The connection between gestational diabetes mellitus (GDM) and the offspring's development, such as obesity, is well established. Emerging evidence indicates that the microbiota of the neonate's meconium is associated with maternal GDM status. To explore whether the association between GDM and infant body mass index (BMI) in early childhood is affected by the meconium microbiota, we recruited 120 mothers (60 healthy women and 60 with GDM) and their newborns from the Women's Hospital of Nanjing Medical University. Meconium of 120 neonates was collected within a few hours after birth and sequenced using 16S rRNA sequencing analysis. Children's BMI was measured at 12 months of age. The results revealed that infants born to mothers with GDM had increased BMI Z-scores at 12 months old and that the β-diversity of their meconium microbiota was reduced. Several genera were observed to be significantly different between the GDM and control groups. The genus and an untitled genus in the family enriched in neonates born to healthy mothers were found to be negatively associated with infant BMI by using regression analysis. A coabundance group depleted in the GDM group was correlated negatively with 12-month BMI and mediated 21.65% of the association between GDM and infant BMI by mediation analyses. This study provided evidence for the associations among maternal GDM, the meconium microbiota, and infant BMI. Maternal GDM was demonstrated to affect infant BMI, mediated by the gut microbiome. Gut microbiome interventions might represent a novel technique to decrease the risk of GDM-induced childhood obesity. Using 16S rRNA sequencing analysis, regression analysis and mediation analysis were used to explore whether maternal gestational diabetes mellitus (GDM) changed the function and composition of the meconium microbiota and whether this explained the GDM-induced alterations of infant body mass index (BMI). This study showed that gut microbiome dysbiosis induced by maternal GDM might play an important role in the increased infant BMI during the first 12 months of life. Therefore, gut microbiome interventions might represent a novel technique to decrease the risk of GDM-induced childhood obesity.
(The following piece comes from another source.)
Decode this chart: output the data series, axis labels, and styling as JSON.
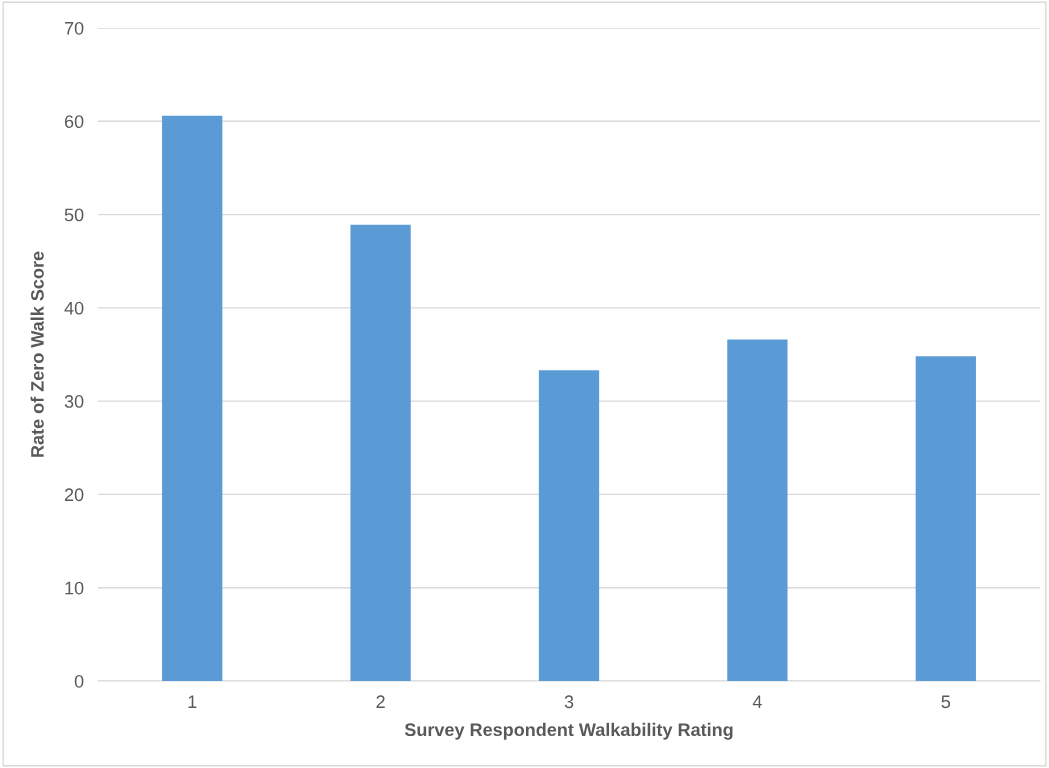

妊娠糖尿病(GDM)与后代发育的关系,如肥胖,已得到充分证实。新出现的证据表明,新生儿胎粪中的微生物群与母亲 GDM 状态有关。为了探索 GDM 与婴儿出生后 12 个月内的 BMI 是否受胎粪微生物群的影响,我们招募了 120 名母亲(60 名健康女性和 60 名 GDM 女性)及其新生儿,来自南京医科大学附属妇产医院。在新生儿出生后数小时内采集 120 名新生儿的胎粪,并进行 16S rRNA 测序分析。在 12 个月时测量儿童的 BMI。结果表明,GDM 母亲所生婴儿在 12 个月时的 BMI Z 评分增加,胎粪微生物群的 β 多样性减少。观察到一些属在 GDM 组和对照组之间存在显著差异。在回归分析中,发现健康母亲所生婴儿中丰富的属和科中未命名属与婴儿 BMI 呈负相关。通过中介分析,GDM 组中减少的共现群与 12 个月时的 BMI 呈负相关,与 GDM 和婴儿 BMI 之间的关联中介了 21.65%。本研究为 GDM 母亲、胎粪微生物群和婴儿 BMI 之间的关联提供了证据。研究表明,GDM 母亲会影响婴儿的 BMI,这是由肠道微生物群介导的。肠道微生物组干预可能是降低 GDM 引起的儿童肥胖风险的一种新方法。使用 16S rRNA 测序分析、回归分析和中介分析,探讨了母体妊娠糖尿病(GDM)是否改变了胎粪微生物群的功能和组成,以及这是否解释了 GDM 引起的婴儿体重指数(BMI)的变化。这项研究表明,GDM 引起的肠道微生物组失调可能在婴儿出生后 12 个月内 BMI 增加中发挥重要作用。因此,肠道微生物组干预可能是降低 GDM 引起的儿童肥胖风险的一种新方法。